Once the program has been completed, “we deem them to be VDI-certified, and that’s a pretty marketable skill,” Parent says.
Four students have graduated from the program so far, with another class of four underway. Current student Jacob LeGraff, a combat engineer in the Army from 2006 to 2010, did two tours in Iraq. He was trained to identify and demolish explosives, something he hoped to do in the civilian security sector, “but they didn’t want to take the schooling I got from the Army,” he says. “I would have had to go back to school and almost get a master’s degree.”

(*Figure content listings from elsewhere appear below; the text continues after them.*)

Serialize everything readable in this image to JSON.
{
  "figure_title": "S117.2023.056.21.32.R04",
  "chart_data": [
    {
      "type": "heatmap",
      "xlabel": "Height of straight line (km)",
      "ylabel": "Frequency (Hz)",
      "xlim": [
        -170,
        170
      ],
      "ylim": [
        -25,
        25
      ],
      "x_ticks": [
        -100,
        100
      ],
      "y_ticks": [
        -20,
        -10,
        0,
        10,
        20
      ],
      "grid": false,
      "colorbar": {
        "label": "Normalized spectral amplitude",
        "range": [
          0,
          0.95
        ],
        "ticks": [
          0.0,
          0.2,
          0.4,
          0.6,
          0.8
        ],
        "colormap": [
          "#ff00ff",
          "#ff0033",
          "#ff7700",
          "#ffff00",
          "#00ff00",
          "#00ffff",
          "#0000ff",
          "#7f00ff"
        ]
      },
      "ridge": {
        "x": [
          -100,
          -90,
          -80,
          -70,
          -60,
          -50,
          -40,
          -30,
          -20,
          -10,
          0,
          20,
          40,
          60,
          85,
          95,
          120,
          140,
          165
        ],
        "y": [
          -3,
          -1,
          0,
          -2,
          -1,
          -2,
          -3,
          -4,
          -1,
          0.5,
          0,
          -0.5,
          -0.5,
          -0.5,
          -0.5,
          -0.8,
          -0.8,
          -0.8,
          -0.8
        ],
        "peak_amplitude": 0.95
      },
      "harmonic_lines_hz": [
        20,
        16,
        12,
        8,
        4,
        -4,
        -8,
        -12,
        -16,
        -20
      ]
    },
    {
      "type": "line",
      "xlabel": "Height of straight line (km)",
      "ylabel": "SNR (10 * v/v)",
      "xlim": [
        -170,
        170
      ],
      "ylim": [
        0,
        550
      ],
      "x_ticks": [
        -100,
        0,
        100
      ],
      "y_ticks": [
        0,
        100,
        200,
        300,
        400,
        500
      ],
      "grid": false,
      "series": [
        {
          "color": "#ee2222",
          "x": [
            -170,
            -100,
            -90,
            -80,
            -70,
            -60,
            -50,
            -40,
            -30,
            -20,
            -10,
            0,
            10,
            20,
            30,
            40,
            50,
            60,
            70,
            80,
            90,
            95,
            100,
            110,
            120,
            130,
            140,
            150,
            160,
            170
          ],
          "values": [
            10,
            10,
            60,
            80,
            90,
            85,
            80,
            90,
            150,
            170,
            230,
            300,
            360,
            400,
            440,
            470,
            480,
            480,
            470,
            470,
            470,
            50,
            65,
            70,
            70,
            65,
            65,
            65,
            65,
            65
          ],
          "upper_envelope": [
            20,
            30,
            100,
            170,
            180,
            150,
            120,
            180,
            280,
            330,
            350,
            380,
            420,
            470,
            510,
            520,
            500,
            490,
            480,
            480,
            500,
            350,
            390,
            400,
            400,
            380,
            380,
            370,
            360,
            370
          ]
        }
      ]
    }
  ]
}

He “bounced around, doing odds-and-ends jobs for a while,” including as a construction laborer before being laid off. He heard about the Rush program through the National Able Network, a nonprofit workforce development organization he was attending to earn his computer networking certification.

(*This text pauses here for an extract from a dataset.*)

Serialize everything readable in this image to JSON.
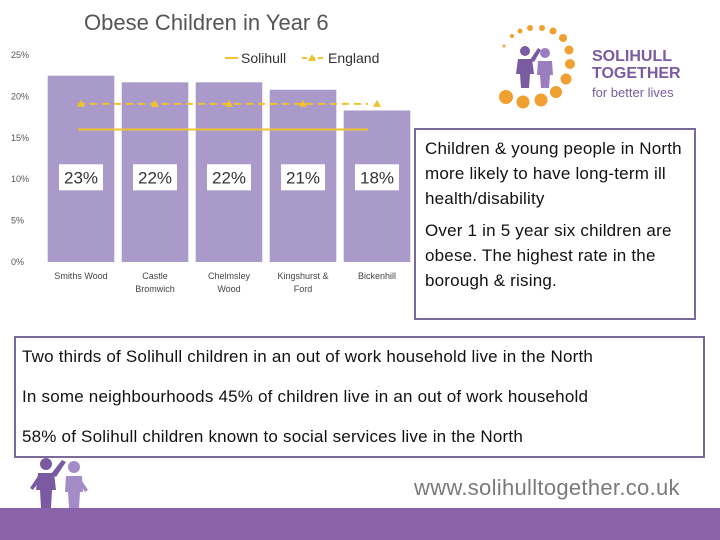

“Now I’m actually learning hands-on and seeing the real-world applications for what I went to school for,” he says. “I don’t know how many people can say that. If we don’t understand something, everyone here is willing to work with us right off the bat, to make sure we understand it and can do it on our own at a later date when the same issue pops up.”
Mark Truitt, a Nike Hercules missile crew member in the Army in the 1980s, heard about the program through a vocational rehabilitation program for veterans. He loved tinkering with computers and had experience working in hospital accounts payable. “Being here — I wouldn’t call it a golden opportunity, I’d call it a platinum opportunity,” Truitt says. “For them to allow us to come in on the ground floor, learn the ins and outs of deploying VDI and PCs throughout the hospital, I could take that anywhere.”
Trevor Stone, manager of information services at Rush and the veterans’ immediate supervisor, says the benefits go both ways. The vets “really help our staff not only to understand their background and what they went through in the armed services, but to give insight into how things work outside of Chicago, outside of Rush,” Stone says. “It’s a big world, and a lot of our people haven’t had that experience. The veterans’ enthusiasm really rubs off on our team members.”